The SEC is dragging its feet implementing a section of the Dodd-Frank reform that would require publicly traded companies to calculate the ratio between the CEO’s pay and that of the firm’s median pay package. The New York Times editorial board urges them to push forward.
Corporate lobbyists say it’s too complicated to figure out the math. They figured out how to create uber-complex financial products that untangled the global economy, but aren’t able to divide the CEO’s earnings (they must know) by the median employee pay?
Of course, the real reason they oppose the law is that they don’t want to add fire to the public debate about excessive CEO salaries – certainly while the rest of America struggles to pay bills, put kids through college and afford mortgage payments. Obscurity, not transparency, benefits the privileged.
Their opposition to useful information for investors and consumers is a replay of earlier legislative battles. Fifty years ago, banks, retailers, manufacturers and almost every corner of corporate America argued that a clear description of finance charges on a range of consumer credit purchases simply wasn’t possible. The Truth in Lending Act (TILA), first proposed in 1960 and ultimately passed in 1968, created some simple rules that seem like no-brainers today.

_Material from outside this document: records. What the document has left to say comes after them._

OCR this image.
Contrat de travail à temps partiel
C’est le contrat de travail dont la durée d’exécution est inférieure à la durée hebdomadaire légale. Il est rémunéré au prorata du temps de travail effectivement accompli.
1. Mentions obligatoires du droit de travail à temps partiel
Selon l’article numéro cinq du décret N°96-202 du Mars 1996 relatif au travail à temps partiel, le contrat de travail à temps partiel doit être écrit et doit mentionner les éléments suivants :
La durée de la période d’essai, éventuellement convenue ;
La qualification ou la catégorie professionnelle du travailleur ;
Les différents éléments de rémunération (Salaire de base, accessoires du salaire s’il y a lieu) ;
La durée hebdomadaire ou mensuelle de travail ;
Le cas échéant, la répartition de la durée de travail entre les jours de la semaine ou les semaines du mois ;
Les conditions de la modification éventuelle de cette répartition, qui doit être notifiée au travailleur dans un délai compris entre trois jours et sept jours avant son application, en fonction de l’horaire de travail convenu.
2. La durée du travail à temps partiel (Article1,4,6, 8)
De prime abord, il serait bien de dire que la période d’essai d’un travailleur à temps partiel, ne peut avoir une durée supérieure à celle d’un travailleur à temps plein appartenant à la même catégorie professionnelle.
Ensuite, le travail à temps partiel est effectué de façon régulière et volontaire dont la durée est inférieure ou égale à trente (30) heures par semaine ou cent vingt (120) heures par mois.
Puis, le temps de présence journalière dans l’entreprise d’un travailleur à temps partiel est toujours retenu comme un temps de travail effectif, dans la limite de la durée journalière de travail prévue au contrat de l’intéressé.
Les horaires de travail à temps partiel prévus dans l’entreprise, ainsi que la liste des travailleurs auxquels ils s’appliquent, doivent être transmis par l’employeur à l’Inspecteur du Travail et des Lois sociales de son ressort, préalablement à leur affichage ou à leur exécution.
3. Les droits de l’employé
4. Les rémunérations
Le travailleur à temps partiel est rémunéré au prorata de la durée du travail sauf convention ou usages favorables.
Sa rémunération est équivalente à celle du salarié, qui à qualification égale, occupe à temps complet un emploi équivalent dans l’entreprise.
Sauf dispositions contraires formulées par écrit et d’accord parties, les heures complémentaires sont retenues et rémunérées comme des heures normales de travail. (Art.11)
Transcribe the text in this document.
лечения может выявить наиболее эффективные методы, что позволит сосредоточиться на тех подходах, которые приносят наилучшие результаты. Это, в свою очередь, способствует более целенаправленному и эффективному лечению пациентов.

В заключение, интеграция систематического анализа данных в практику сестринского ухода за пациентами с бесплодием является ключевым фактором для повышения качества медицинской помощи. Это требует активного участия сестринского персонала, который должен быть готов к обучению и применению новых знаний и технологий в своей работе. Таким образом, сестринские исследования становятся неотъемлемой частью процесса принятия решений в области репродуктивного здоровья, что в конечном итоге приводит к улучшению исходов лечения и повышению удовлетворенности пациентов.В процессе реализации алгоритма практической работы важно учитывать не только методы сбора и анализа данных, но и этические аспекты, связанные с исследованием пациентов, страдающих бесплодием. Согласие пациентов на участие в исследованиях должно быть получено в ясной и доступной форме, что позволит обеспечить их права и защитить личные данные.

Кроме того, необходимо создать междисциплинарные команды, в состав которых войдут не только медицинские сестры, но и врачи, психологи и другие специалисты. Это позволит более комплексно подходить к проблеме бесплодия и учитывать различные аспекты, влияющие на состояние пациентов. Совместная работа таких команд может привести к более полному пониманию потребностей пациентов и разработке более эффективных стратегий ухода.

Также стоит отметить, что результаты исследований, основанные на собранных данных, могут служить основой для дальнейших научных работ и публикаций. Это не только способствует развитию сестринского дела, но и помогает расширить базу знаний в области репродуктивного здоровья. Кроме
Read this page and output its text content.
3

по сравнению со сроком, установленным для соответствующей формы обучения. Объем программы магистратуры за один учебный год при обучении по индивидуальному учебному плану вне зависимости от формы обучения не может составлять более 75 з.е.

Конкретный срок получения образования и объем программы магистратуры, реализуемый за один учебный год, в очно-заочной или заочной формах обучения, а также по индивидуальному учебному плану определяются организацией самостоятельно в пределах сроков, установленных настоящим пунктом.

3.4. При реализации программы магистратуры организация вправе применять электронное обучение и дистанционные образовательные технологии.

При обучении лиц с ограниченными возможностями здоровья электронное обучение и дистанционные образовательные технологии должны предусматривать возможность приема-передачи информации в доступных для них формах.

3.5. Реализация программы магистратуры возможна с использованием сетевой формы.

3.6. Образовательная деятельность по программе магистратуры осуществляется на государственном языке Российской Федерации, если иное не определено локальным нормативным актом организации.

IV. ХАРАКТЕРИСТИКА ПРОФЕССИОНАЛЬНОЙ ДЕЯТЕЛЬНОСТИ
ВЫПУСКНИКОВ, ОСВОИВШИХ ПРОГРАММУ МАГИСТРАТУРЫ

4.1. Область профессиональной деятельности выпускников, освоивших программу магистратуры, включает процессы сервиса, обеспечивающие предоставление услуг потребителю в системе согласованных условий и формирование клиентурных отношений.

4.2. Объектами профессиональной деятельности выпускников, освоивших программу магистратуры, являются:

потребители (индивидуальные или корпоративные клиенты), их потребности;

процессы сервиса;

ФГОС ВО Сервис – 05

TILA required that finance charges be stated in easily comparable standard annual rates with clearly stated extra fees rather than monthly percentages with confusing hard-to compare terms that were the norm. Consumer credit were referred to as “3 ½ percent loans” that sounded far less intimidating to the family buying a new car or refrigerator then the 42 percent annual rate it added up to. The bill also required that interest payments should be calculated on the outstanding loan amount rather than the original loan amount – a common sense change that would save consumers millions of dollars.
Opponents of Truth in Lending used the same arguments to keep consumer credit profits flowing as today’s corporations use to protect their outsized executive compensation packages. Retailers and banks said it would be too difficult – even impossible – to calculate annual finance charges. They went even further to conclude that more information would simply confuse the consumer (in particular the housewife that struggles with math); better information would cause retailers to increase prices since they wouldn’t be able to easily gouge consumers with exorbitant finance charges; and, of course, the companies were was responsible actors that didn’t need government rules.
These were simple changes fought bitterly by those who feared the truth would help consumers but hurt the bottom line. The U.S. Chamber of Commerce in 1966 in its magazine, Nation’s Business, described the dangers of unbridled government action with remarkable candor:
“The old practice of some loan companies advertising money ‘at 6 percent’ when actually borrowers pay 20 or 30 percent, could be ended by the so-called truth-in-lending bill. This legislation moreover would be an impractical burden on all sorts of businesses and institutions that lend or extend credit.”
Obscurity and confusion for the consumer protected profits in the 1950s and 1960s until the Truth in Lending Act passed. The law helped consumers and disaster predicted by American businesses turned out to be yet another empty threat. CEO’s in 2012 want to hold on to their pay packages by hoping the rest of us don’t really notice just how far ahead and away they are pulling from the rest of us.